ラヂオデパートと私

ロックバンド“ラヂオデパート”におけるギタリストとしての津原泰水、その幾何学的な幻視と空耳。

雄飛號

2010-04-18 17:56:00 | ライヴ
 舞台の構成は、前半を僕のソロ演奏、後半は前述の即席バンド、と決めた。バンドで通そうにも、即席過ぎてレパートリィが少ない。
 主体はあくまで僕の歌。俺様が主役である。えっへん。
「ソロでのライヴは演られないんですか」と、このところ不思議と重ねて問われていた。きっとトークショウが重なったりで、(一見)作風ほどに偏屈ではない実像が広まってきたのだろう。べつだんソロと銘打たなくとも、ラヂオデパートの楽曲は凡て僕の筆によるものであり、発表形態としては十全と感じていたのだが、お客さんの目からは違うらしい。
 僕は作家というのは作品の影に過ぎないと思っているし、音楽に関しても自分の詞や曲が伝われば充分満足なので、他の人達が上手く演ってくれるんだったら舞台袖に隠れていたい程なんだが、そういう態度をとられる事を、読者や聴衆はときに理不尽と感じるようだ。

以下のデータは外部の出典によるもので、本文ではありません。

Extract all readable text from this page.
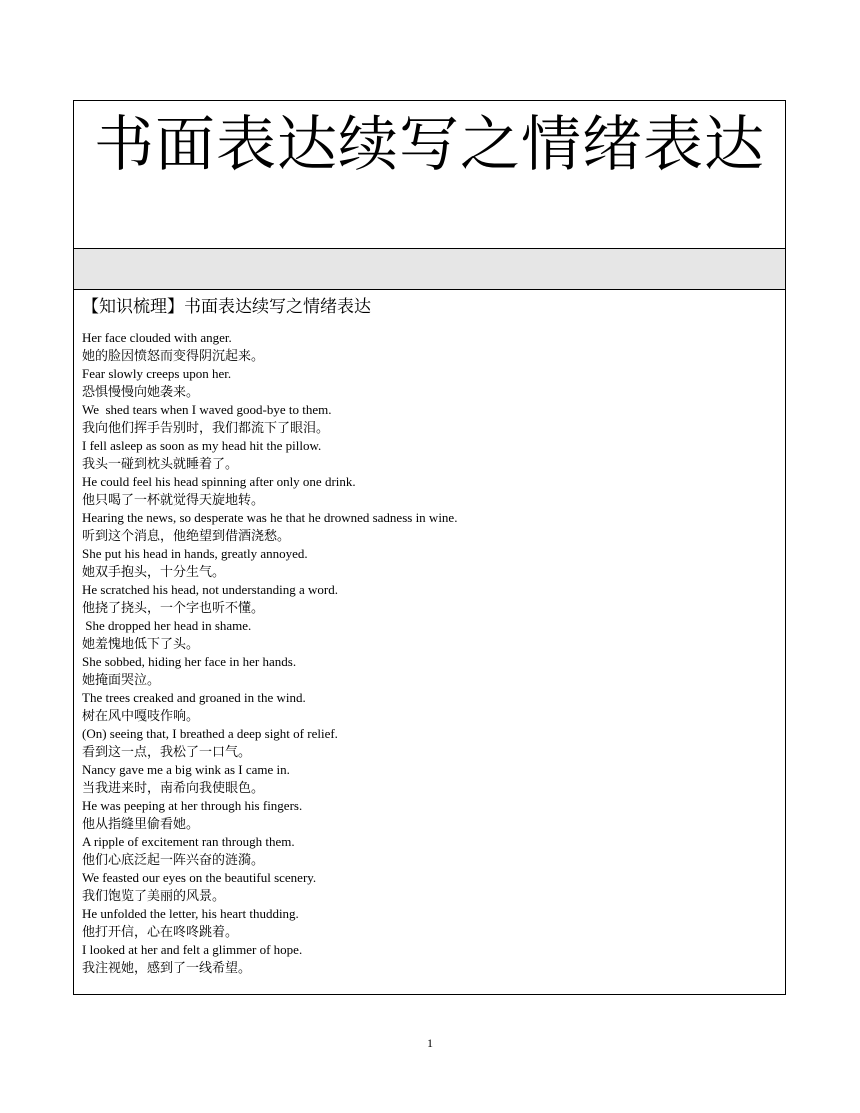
书面表达续写之情绪表达
【知识梳理】书面表达续写之情绪表达
Her face clouded with anger.
她的脸因愤怒而变得阴沉起来。
Fear slowly creeps upon her.
恐惧慢慢向她袭来。
We  shed tears when I waved good-bye to them.
我向他们挥手告别时，我们都流下了眼泪。
I fell asleep as soon as my head hit the pillow.
我头一碰到枕头就睡着了。
He could feel his head spinning after only one drink.
他只喝了一杯就觉得天旋地转。
Hearing the news, so desperate was he that he drowned sadness in wine.
听到这个消息，他绝望到借酒浇愁。
She put his head in hands, greatly annoyed.
她双手抱头，十分生气。
He scratched his head, not understanding a word.
他挠了挠头，一个字也听不懂。
She dropped her head in shame.
她羞愧地低下了头。
She sobbed, hiding her face in her hands.
她掩面哭泣。
The trees creaked and groaned in the wind.
树在风中嘎吱作响。
(On) seeing that, I breathed a deep sight of relief.
看到这一点，我松了一口气。
Nancy gave me a big wink as I came in.
当我进来时，南希向我使眼色。
He was peeping at her through his fingers.
他从指缝里偷看她。
A ripple of excitement ran through them.
他们心底泛起一阵兴奋的涟漪。
We feasted our eyes on the beautiful scenery.
我们饱览了美丽的风景。
He unfolded the letter, his heart thudding.
他打开信，心在咚咚跳着。
I looked at her and felt a glimmer of hope.
我注视她，感到了一线希望。
1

 露出するにせよ隠れるにせよ、要は頃合の問題であって、出しゃばれば煙たがられ、隠れれば穿鑿される。それだけの話だ。
「私達の目の前で歌ってください」と仰有る方あらば、素直に歌ってお聞かせすればよいのだ。それが相手に及ぼす作用を計算するなどおこがましい。歌おうが歌うまいが一度の人生である。相手が嫌な顔をなさったら、黙ればいい。

  運命は美しい布だ
  奇怪な印度さらさだ

  花は輝き人は走り
  馬は血に染む

  笑ふ物、泣く物
  高まる物、低き物

  この布を裸身につけて
  われは踊る

  いのち短き一をどり。(村山槐多「音の連続」)

 リハーサルの苦労や本番の緊張を、ここに再現する気はない。言い訳がましい裏話など、お客さんに失礼なだけだろう。
「津原泰水コンソート」と題した初のソロ舞台は、どうやら好評だったようだ。僕自身は、未だ客観的ではない。終わった瞬間は、一生取り返せない程の恥をかいたような気がし、音楽を已めてしまおうかとすら思っていた。
 バンドの連中が楽しげにしているので、彼らの役には立てたかと少しだけ安堵していたら、ブッキングを仕切っている鳥井賀句さんが寄ってきて、僕の奏法を誉め、バンドを誉め、「次はBlue Velvet Night。いちばん上等の、土曜の枠。バンドと相談しといて」と仰有った。
 何がなんだか分からないまま朝まで痛飲し、眠って起きたら、好意的な感想のメールが幾つも届いていた。

 失敗は無数にも思い出せるのだが、どこが良かったのかは、本当に未だに分からない。ともかく来週末(4/24)に迫っているライヴの為に、バンドは練習を積み、僕もソロの練習を重ねて、きっと前回よりは上手く演れそうな気がしている。
 僕らはバンドに名前を付けた。雄飛號(ゆうひごう)。
 槐多も目撃した、大正時代の飛行船だ。「白いコスモス。飛行船のもの憂い光」だったという臨終の呟きが本当ならば、そのとき槐多の脳裡を横切った記憶である。